What the first visit involves
A prospective client calls or emails to describe the dog's behavioral history, triggers, and any previous training attempts. The trainer schedules a 30-minute phone consultation (free, no obligation) to assess fit. If the dog seems suitable for the program, the owner fills out a detailed behavior form and submits photos and a short video of the dog displaying the target behavior (e.g., lunging on-leash, excessive jumping). On intake day, the owner drops the dog at the Woodstock facility during designated hours (typically 9 a.m. to 5 p.m.), provides all medical records, current medications, food preferences, and any behavioral triggers. The trainer conducts a brief orientation walk-through to familiarize the owner with kennel setup, feeding schedule, and communication protocol. The owner then has minimal contact with the dog for the first two to three weeks (the "settle-in" period where the trainer establishes baseline behavior and begins foundational work). Weekly email updates or brief phone calls resume by week three, and the final week includes owner-training sessions where the owner learns command cues, body language, and reinforcement patterns so they can continue work at home.
Hours, parking, and logistics
Long Dog Training operates Monday through Friday, with intake appointments available between 9 a.m. and 5 p.m. The facility is located in Woodstock (northwest Baltimore County), accessible via Route 140 and Woodstock Road; ample gravel parking is available on-site. Pickup is scheduled in advance and typically occurs on a Friday after the owner-training sessions conclude, though flexibility is possible for owners traveling from out of state. Transportation to and from the facility is the owner's responsibility; there is no shuttle service.
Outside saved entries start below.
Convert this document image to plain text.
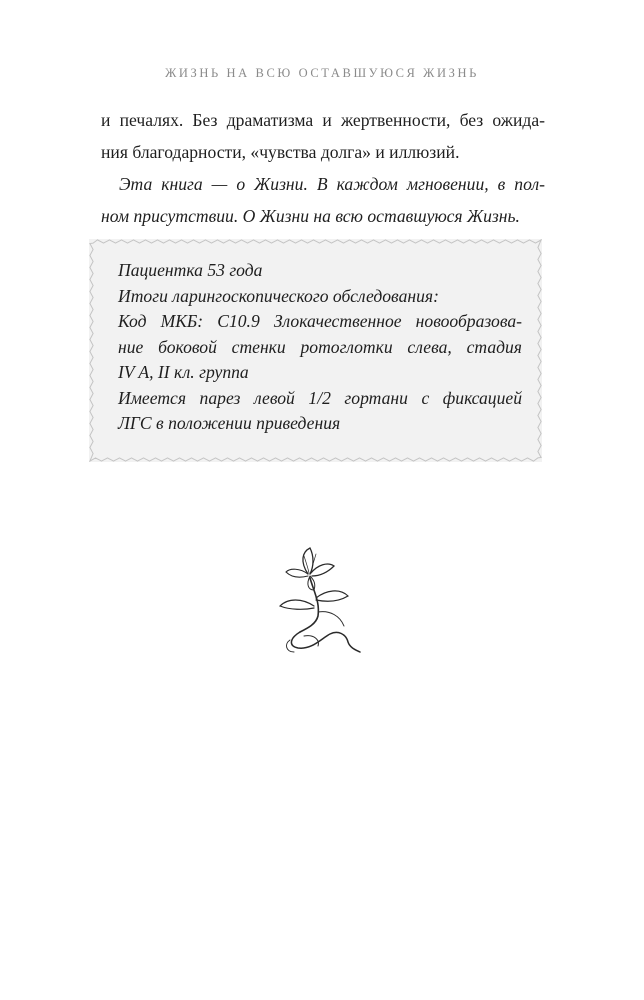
ЖИЗНЬ НА ВСЮ ОСТАВШУЮСЯ ЖИЗНЬ

и печалях. Без драматизма и жертвенности, без ожида-
ния благодарности, «чувства долга» и иллюзий.

Эта книга — о Жизни. В каждом мгновении, в пол-
ном присутствии. О Жизни на всю оставшуюся Жизнь.

Пациентка 53 года
Итоги ларингоскопического обследования:
Код МКБ: C10.9 Злокачественное новообразова-
ние боковой стенки ротоглотки слева, стадия
IV A, II кл. группа
Имеется парез левой 1/2 гортани с фиксацией
ЛГС в положении приведения
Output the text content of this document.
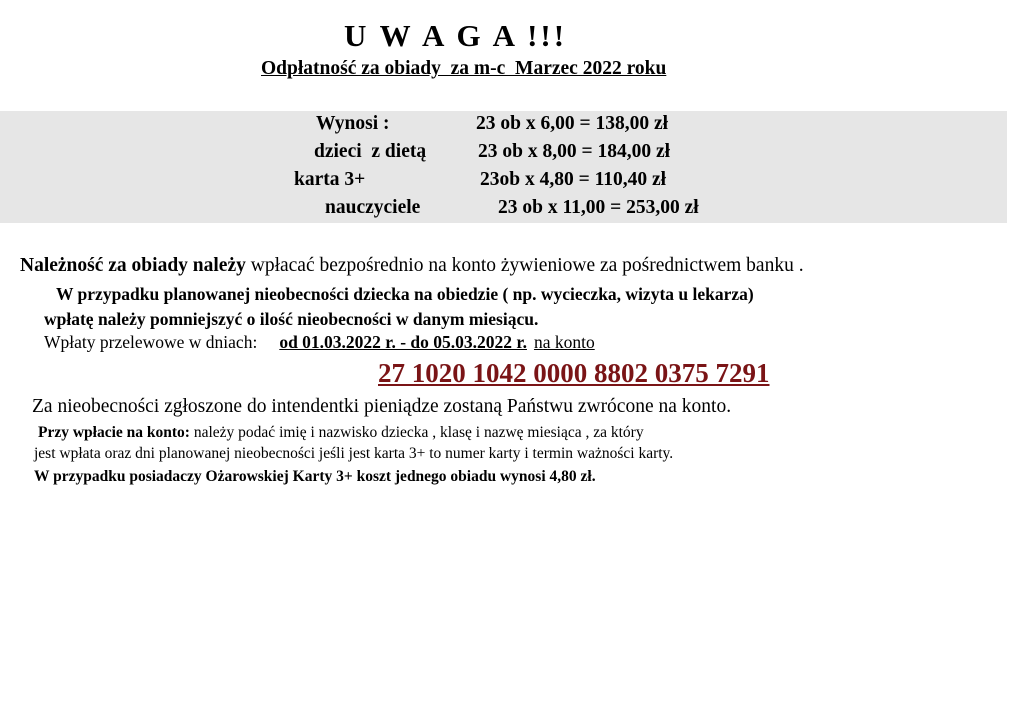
U W A G A !!!
Odpłatność za obiady  za m-c  Marzec 2022 roku
Wynosi :	23 ob x 6,00 = 138,00 zł
dzieci  z dietą	23 ob x 8,00 = 184,00 zł
karta 3+	23ob x 4,80 = 110,40 zł
nauczyciele	23 ob x 11,00 = 253,00 zł
Należność za obiady należy wpłacać bezpośrednio na konto żywieniowe za pośrednictwem banku .
W przypadku planowanej nieobecności dziecka na obiedzie ( np. wycieczka, wizyta u lekarza)
wpłatę należy pomniejszyć o ilość nieobecności w danym miesiącu.
Wpłaty przelewowe w dniach: od 01.03.2022 r. - do 05.03.2022 r. na konto
27 1020 1042 0000 8802 0375 7291
Za nieobecności zgłoszone do intendentki pieniądze zostaną Państwu zwrócone na konto.
Przy wpłacie na konto: należy podać imię i nazwisko dziecka , klasę i nazwę miesiąca , za który
jest wpłata oraz dni planowanej nieobecności jeśli jest karta 3+ to numer karty i termin ważności karty.
W przypadku posiadaczy Ożarowskiej Karty 3+ koszt jednego obiadu wynosi 4,80 zł.
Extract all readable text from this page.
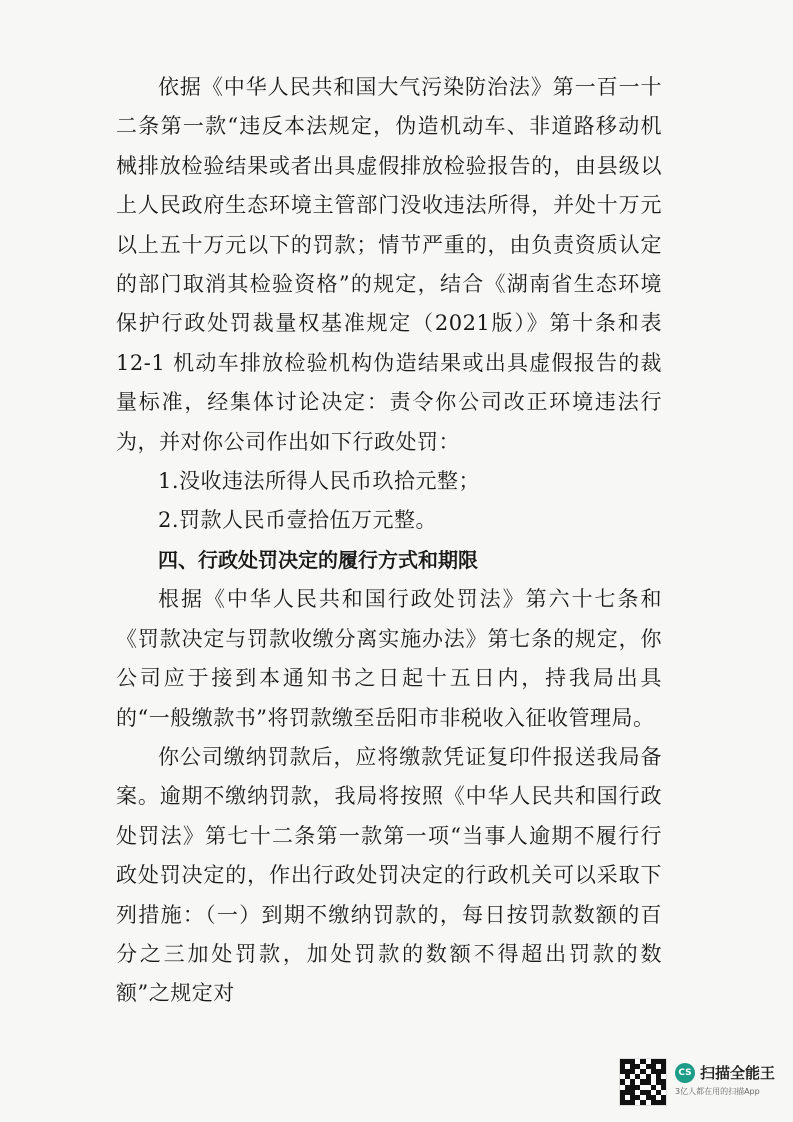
依据《中华人民共和国大气污染防治法》第一百一十二条第一款“违反本法规定，伪造机动车、非道路移动机械排放检验结果或者出具虚假排放检验报告的，由县级以上人民政府生态环境主管部门没收违法所得，并处十万元以上五十万元以下的罚款；情节严重的，由负责资质认定的部门取消其检验资格”的规定，结合《湖南省生态环境保护行政处罚裁量权基准规定（2021版）》第十条和表12-1 机动车排放检验机构伪造结果或出具虚假报告的裁量标准，经集体讨论决定：责令你公司改正环境违法行为，并对你公司作出如下行政处罚：

1.没收违法所得人民币玖拾元整；

2.罚款人民币壹拾伍万元整。

四、行政处罚决定的履行方式和期限

根据《中华人民共和国行政处罚法》第六十七条和《罚款决定与罚款收缴分离实施办法》第七条的规定，你公司应于接到本通知书之日起十五日内，持我局出具的“一般缴款书”将罚款缴至岳阳市非税收入征收管理局。

你公司缴纳罚款后，应将缴款凭证复印件报送我局备案。逾期不缴纳罚款，我局将按照《中华人民共和国行政处罚法》第七十二条第一款第一项“当事人逾期不履行行政处罚决定的，作出行政处罚决定的行政机关可以采取下列措施：（一）到期不缴纳罚款的，每日按罚款数额的百分之三加处罚款，加处罚款的数额不得超出罚款的数额”之规定对

CS 扫描全能王
3亿人都在用的扫描App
The facility does not board dogs overnight during the standard program (dogs are kenneled at the facility during training hours and released to the owner at program's end), so owners should plan for reliable transportation on intake and discharge days. During inclement weather or on holidays, training may pause or shift indoors; confirm the facility's holiday schedule before selecting dates.
Long Dog Training fills a necessary gap for Baltimore owners whose dogs need more than weekly guidance but who want to avoid escalation to medication-only management or behavioral euthanasia. It is the right choice when consistency and expertise matter more than cost.